Personally, relationships have been one of my greatest blessings and greatest challenges. Over the years I have had so many different situations in my life that have often caused me to wonder if I was on the right path. As I have matured over the years, I realized that everything we attract into our lives is based on who we are currently. This truth set me on a powerful course of transformation and redefining the relationships in my life. I discovered the importance of owning and protecting my personal power. In addition, I developed the courage to let go of toxic relationships, properly discern my value and embrace meaningful destiny relationships. I want to share four keys with you that will empower you to redefine the relationships in your life. After all, everything in your life centers on relationships.
- You need to examine and get clear about who you are. While this seems like an odd first step, I discovered years ago that the reason I continued to attract dysfunctional relationships into my life was that I was not clear about who I was. In other words, sometimes we are so desperate for associations that we do not take the time to discover who we really are. Therefore, we fill our lives with superficial relationships that lack substance. Years ago I made a decision that I was going to do the work to become the greatest expression of who I was created to be. That work included me getting clear about who Jamelle was and the core principles and values that defined my life. As I got clear about who I was, it changed my perception, priorities, and partnerships. You will never attract into your life what you cannot articulate. Until you can communicate what you want, you will never attract authentic connections into your life.

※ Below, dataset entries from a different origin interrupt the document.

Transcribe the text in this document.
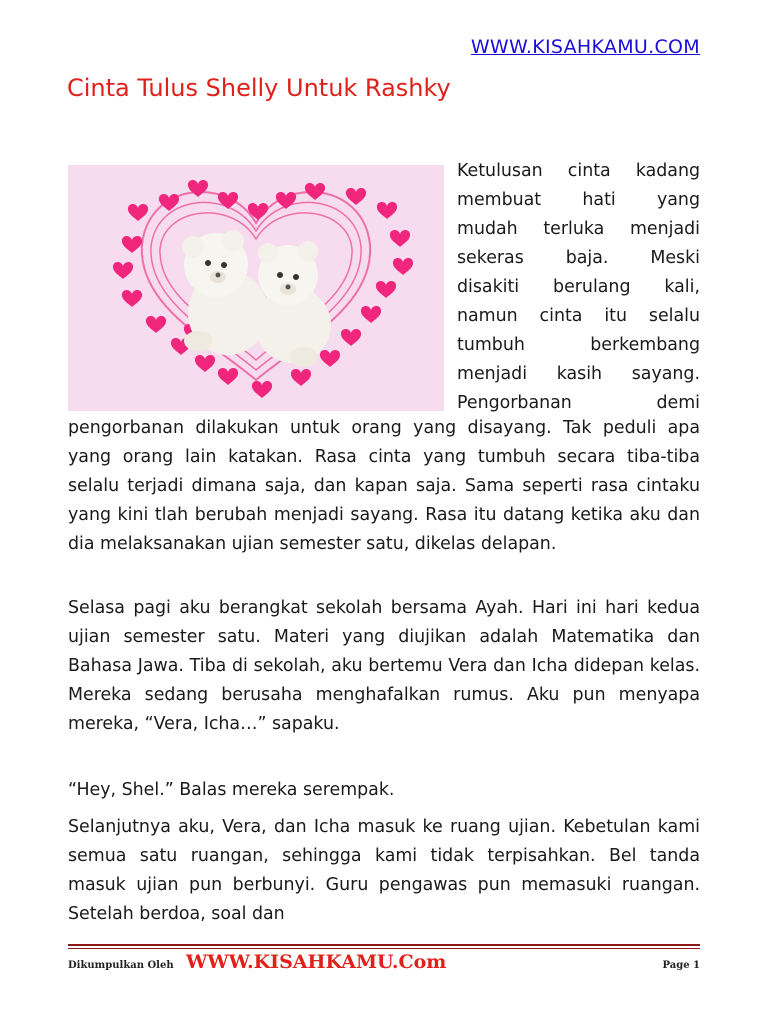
WWW.KISAHKAMU.COM
Cinta Tulus Shelly Untuk Rashky
Ketulusan cinta kadang
membuat hati yang
mudah terluka menjadi
sekeras baja. Meski
disakiti berulang kali,
namun cinta itu selalu
tumbuh berkembang
menjadi kasih sayang.
Pengorbanan demi

pengorbanan dilakukan untuk orang yang disayang. Tak peduli apa yang orang lain katakan. Rasa cinta yang tumbuh secara tiba-tiba selalu terjadi dimana saja, dan kapan saja. Sama seperti rasa cintaku yang kini tlah berubah menjadi sayang. Rasa itu datang ketika aku dan dia melaksanakan ujian semester satu, dikelas delapan.

Selasa pagi aku berangkat sekolah bersama Ayah. Hari ini hari kedua ujian semester satu. Materi yang diujikan adalah Matematika dan Bahasa Jawa. Tiba di sekolah, aku bertemu Vera dan Icha didepan kelas. Mereka sedang berusaha menghafalkan rumus. Aku pun menyapa mereka, “Vera, Icha…” sapaku.

“Hey, Shel.” Balas mereka serempak.

Selanjutnya aku, Vera, dan Icha masuk ke ruang ujian. Kebetulan kami semua satu ruangan, sehingga kami tidak terpisahkan. Bel tanda masuk ujian pun berbunyi. Guru pengawas pun memasuki ruangan. Setelah berdoa, soal dan

Dikumpulkan Oleh WWW.KISAHKAMU.Com	Page 1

- You need to define the terms of the relationships in your life. If you have followed my work for any length of time, you will often hear me say that you must establish the terms of the relationships in your life. This is something that I learned years ago as I was doing my work. For so long, I just welcomed people into my world. However, as I started to get healthy and become whole I realized that I invited a lot of hurt, pain, and betrayal into my world. I’ve discovered that any relationship that you enter into without terms will inevitably become toxic. It is not enough to just welcome people into your life. You need to become crystal clear about why people are in your life. In other words, your relationships should serve a purpose. More importantly, your relationships should be mutually beneficial and growth-oriented. Ultimately, you should surround yourself with people that you love, trust and inevitably know will always be honest with you. Relationships are designed to enrich our lives and not serve as a tool of enslavement.

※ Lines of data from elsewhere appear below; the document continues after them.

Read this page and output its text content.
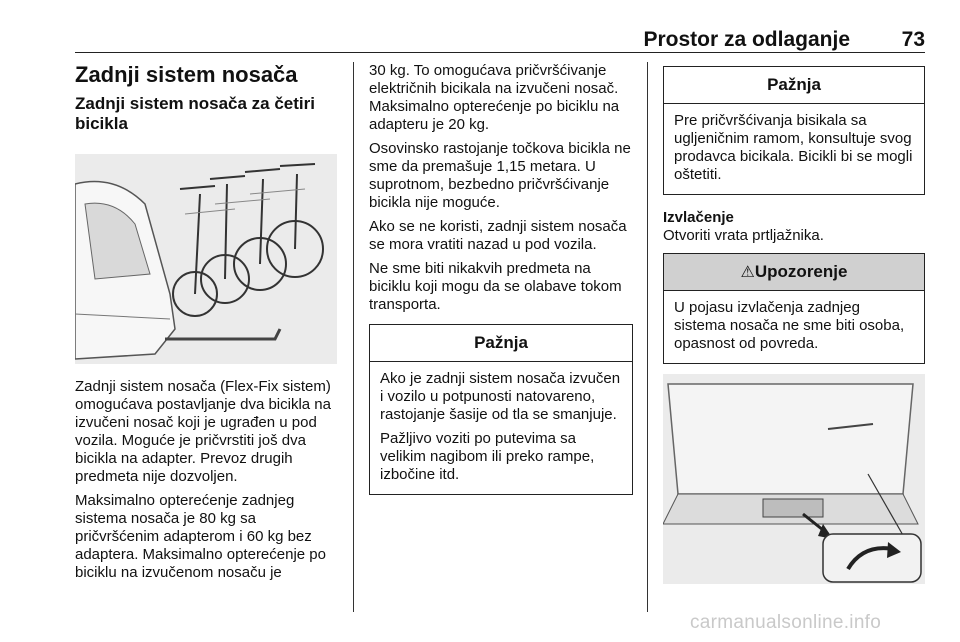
Prostor za odlaganje 73
Zadnji sistem nosača
Zadnji sistem nosača za četiri bicikla

Zadnji sistem nosača (Flex-Fix sistem) omogućava postavljanje dva bicikla na izvučeni nosač koji je ugrađen u pod vozila. Moguće je pričvrstiti još dva bicikla na adapter. Prevoz drugih predmeta nije dozvoljen.

Maksimalno opterećenje zadnjeg sistema nosača je 80 kg sa pričvršćenim adapterom i 60 kg bez adaptera. Maksimalno opterećenje po biciklu na izvučenom nosaču je

30 kg. To omogućava pričvršćivanje električnih bicikala na izvučeni nosač. Maksimalno opterećenje po biciklu na adapteru je 20 kg.

Osovinsko rastojanje točkova bicikla ne sme da premašuje 1,15 metara. U suprotnom, bezbedno pričvršćivanje bicikla nije moguće.

Ako se ne koristi, zadnji sistem nosača se mora vratiti nazad u pod vozila.

Ne sme biti nikakvih predmeta na biciklu koji mogu da se olabave tokom transporta.

Pažnja

Ako je zadnji sistem nosača izvučen i vozilo u potpunosti natovareno, rastojanje šasije od tla se smanjuje.

Pažljivo voziti po putevima sa velikim nagibom ili preko rampe, izbočine itd.

Pažnja

Pre pričvršćivanja bisikala sa ugljeničnim ramom, konsultuje svog prodavca bicikala. Bicikli bi se mogli oštetiti.

Izvlačenje

Otvoriti vrata prtljažnika.

⚠Upozorenje

U pojasu izvlačenja zadnjeg sistema nosača ne sme biti osoba, opasnost od povreda.

carmanualsonline.info
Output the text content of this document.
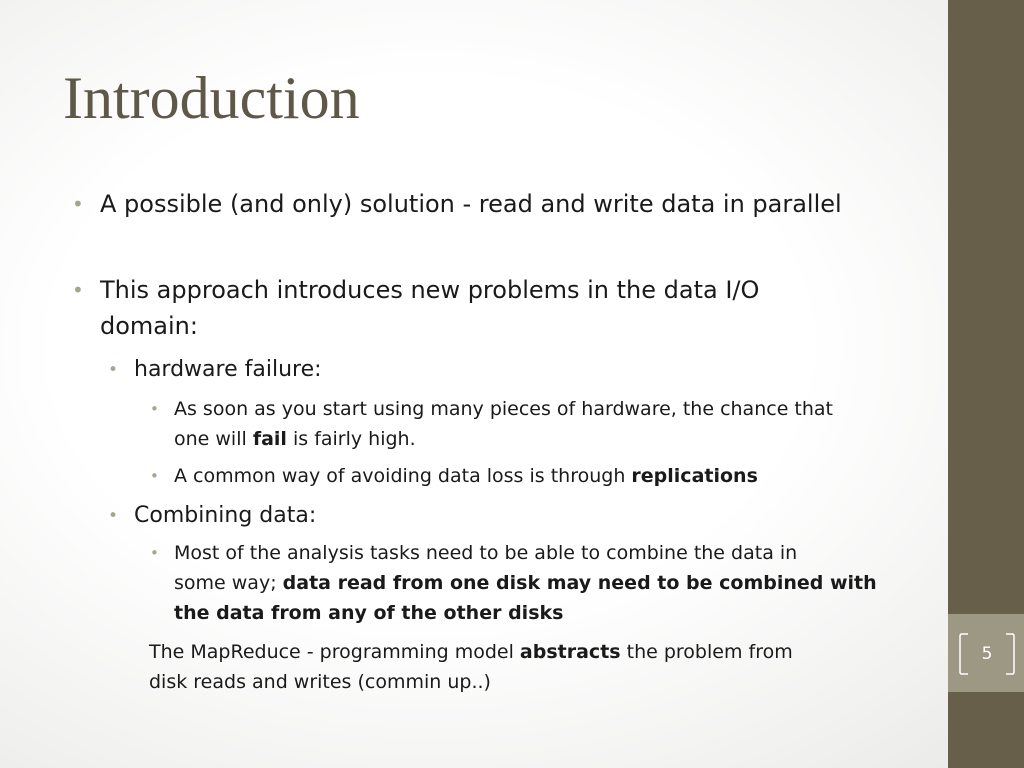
5
Introduction
• A possible (and only) solution - read and write data in parallel
• This approach introduces new problems in the data I/O
domain:
• hardware failure:
• As soon as you start using many pieces of hardware, the chance that
one will fail is fairly high.
• A common way of avoiding data loss is through replications
• Combining data:
• Most of the analysis tasks need to be able to combine the data in
some way; data read from one disk may need to be combined with
the data from any of the other disks
The MapReduce - programming model abstracts the problem from
disk reads and writes (commin up..)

- You need to establish clear boundaries in your relationships. As an entrepreneur, some of the most painful lessons I have learned have come from my relationships in business. I have trusted people and opened my heart to them on many occasions. Unfortunately, these same individuals have betrayed me, stabbed me in the back and proven to be disloyal. It is hard enough to process pain in our normal relationships. However, it becomes much more difficult when companies and profits are on the line. I have learned how to navigate that pain and it has made me a stronger person and a better entrepreneur. One of the reasons that I have experienced so much pain is because I did not establish clear boundaries in relationships. What does that mean exactly? It means that you must have non-negotiables in every relationship. When you see boundaries being crossed, then you should hold people accountable. More importantly, when people continue to overstep boundaries then you must have the courage to dismiss them from your life. Any relationship that discounts disparages or dishonors you is a relationship that that needs to be terminated in your life. No person should be given room in your life that does not respect or value you.
- You must be intentional about how you place people in your life. We live in this social media-driven culture. We friend people on Facebook and we follow them on Twitter or Instagram. Sadly, many people believe that simply because they are friends with someone on social media that they are friends in real life. Our natural worlds and digital worlds are so inextricably connected that we cannot separate the two. While I am not saying that you cannot have friends through social media, I am saying that friends are present and active in your life. My best friend has walked with me through some of the darkest moments in my life. I know I can reach out to him at any time and he is always going to have my best interest at heart. The point I am trying to make is that you have to be very intentional about how you place people in your life. Associates are general relationships. On the other hand, authentic relationships challenge you to grow, mature and evolve as a person. Authentic relationships challenge our assumptions, confront our fears, stretch our thinking, empower us with courage and open the heart space. Authentic relationships have a vested interest in your wellbeing and your success. Never confuse associates with authentic connections. When you learn how to properly place people in your life, you will enjoy peace, fulfillment and meaningful relationships.